Casi toco el timbre de la vida para pedir entrar a los vestuarios del garaje, a la sala de charlas técnicas del living, subir la escalera para volver a ver mi cuarto y recuperar aquellos sueños, pero desde la casa de enfrente abrieron la puerta, y salió el Pipa, que después de reconocerme ‒o antes‒ me pegó el grito: “¡Romulito!”, como cuando nos salvaba de que la pelota se nos fuera por la boca de tormenta, y al rato llama puertas adentro a la hermana y le dice “¡Mirá! ¿Sabes quién es ese? El hijo de Martínez, Atilio Genaro Anchetta, el que quería jugar con Uruguay”.

La casa de los sueños

Parecía, fue un sueño, disparado de un rastro diurno de trabajar la historia de la vuelta de la celeste a su casa de la infancia, después de 92 años, eyectado por ver la cara de Luis Suárez volviendo a las entrañas de su primer hogar. Imaginé todas las sensaciones y conmociones que debe haber sentido este hombre rescatando a aquel muchachito y sus sueños de fútbol en el Parque Central. ¿Qué habrá sentido Luis entrando por los viejos pasillos del Parque con su mate con virola grabada en oro, pero siendo el mismo que tenía que mangar unos Parabiago para poder entrenar?

¿Qué habrá sentido la celeste de las cuatro estrellas, surgida desde la gesta de 1923, la Copa América ganada en este mismo Parque Central, que dio lugar a que Atilio Narancio cumpliera su promesa y llevara al fútbol uruguayo a ser conocido en el mundo a partir de Colombes 1924?

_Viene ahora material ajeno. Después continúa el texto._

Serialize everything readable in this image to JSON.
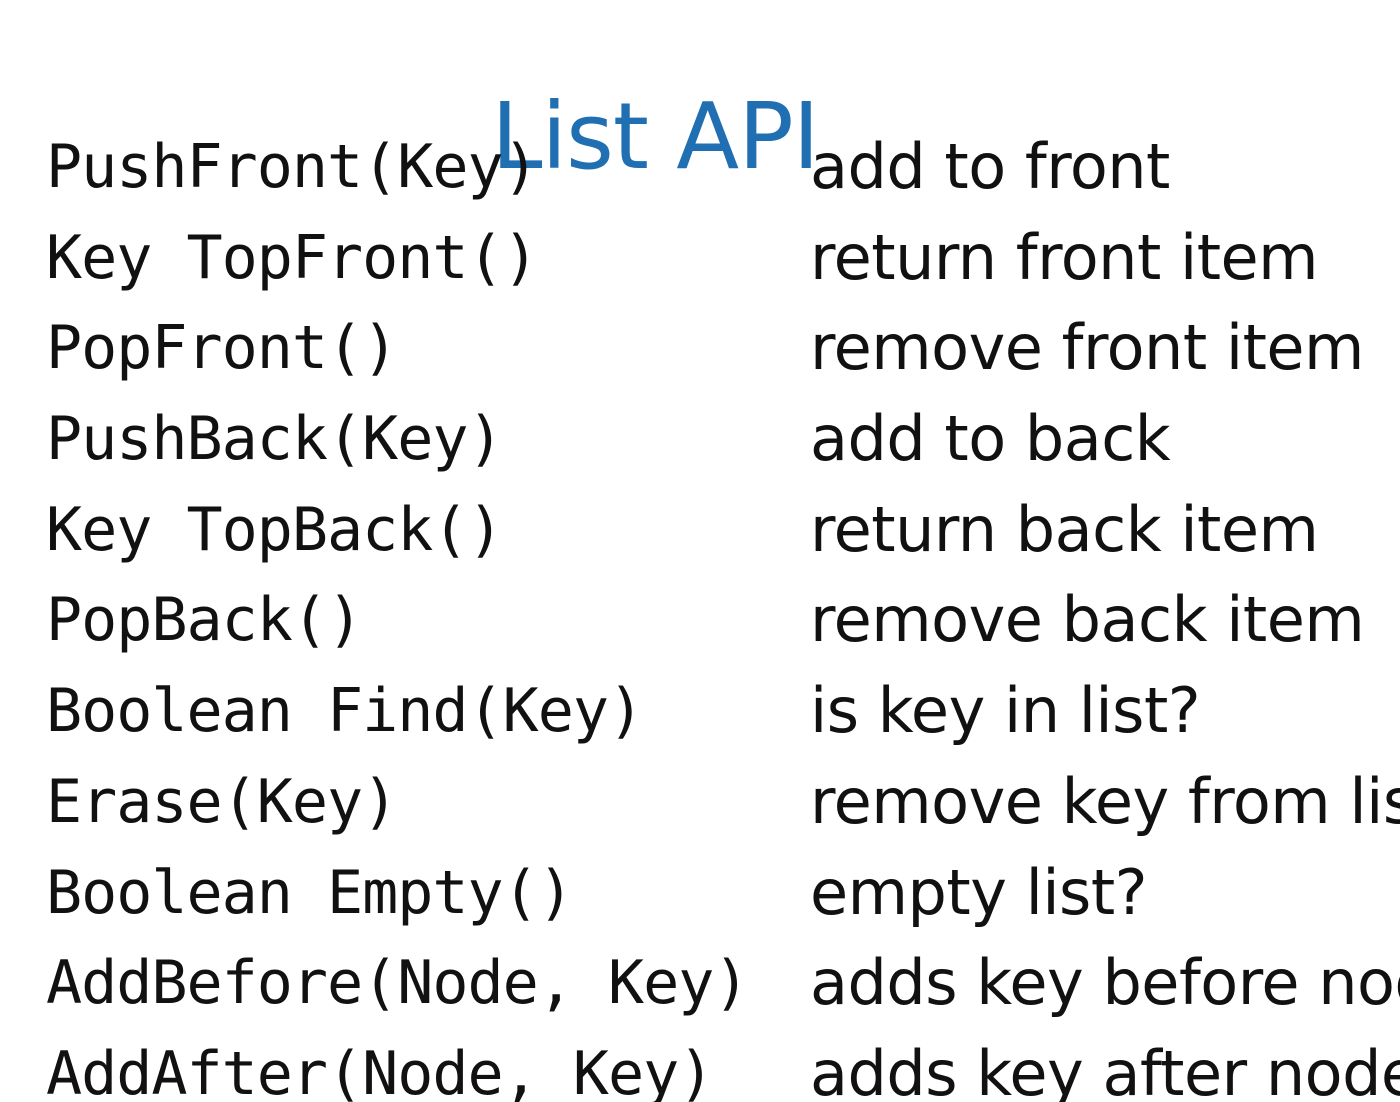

¿Qué habrá sentido el Salta cuando ahora con la celeste en el pecho, como se soñó niño en estos mismos rincones, cuando vio a aquella niña del otro lado de la cancha con su tapabocas y una camisetita uruguaya, mostrándole una cartulina candorosamente pintada por ella con marcadores de colores, los Plumonitos que él no pudo tener para escribir sus sueños ahora cumplidos, pidiendo “Luis, quiero una foto contigo”?

El fútbol, los sueños, la identidad y el hogar

Es como dijo el Indio Pedro Arispe, el olvidado compañero del Terrible Nasazzi, el que allá en Colombes en 1924, cuando se bordaba la primera estrella sobre la celeste, sintió que tenía y quería una patria, que era el Uruguay, la celeste, la patria del fútbol y de los uruguayos.

Y aquí estamos, aquellos y estos, soñando y viviendo siempre con la celeste.

¡Uruguay nomá!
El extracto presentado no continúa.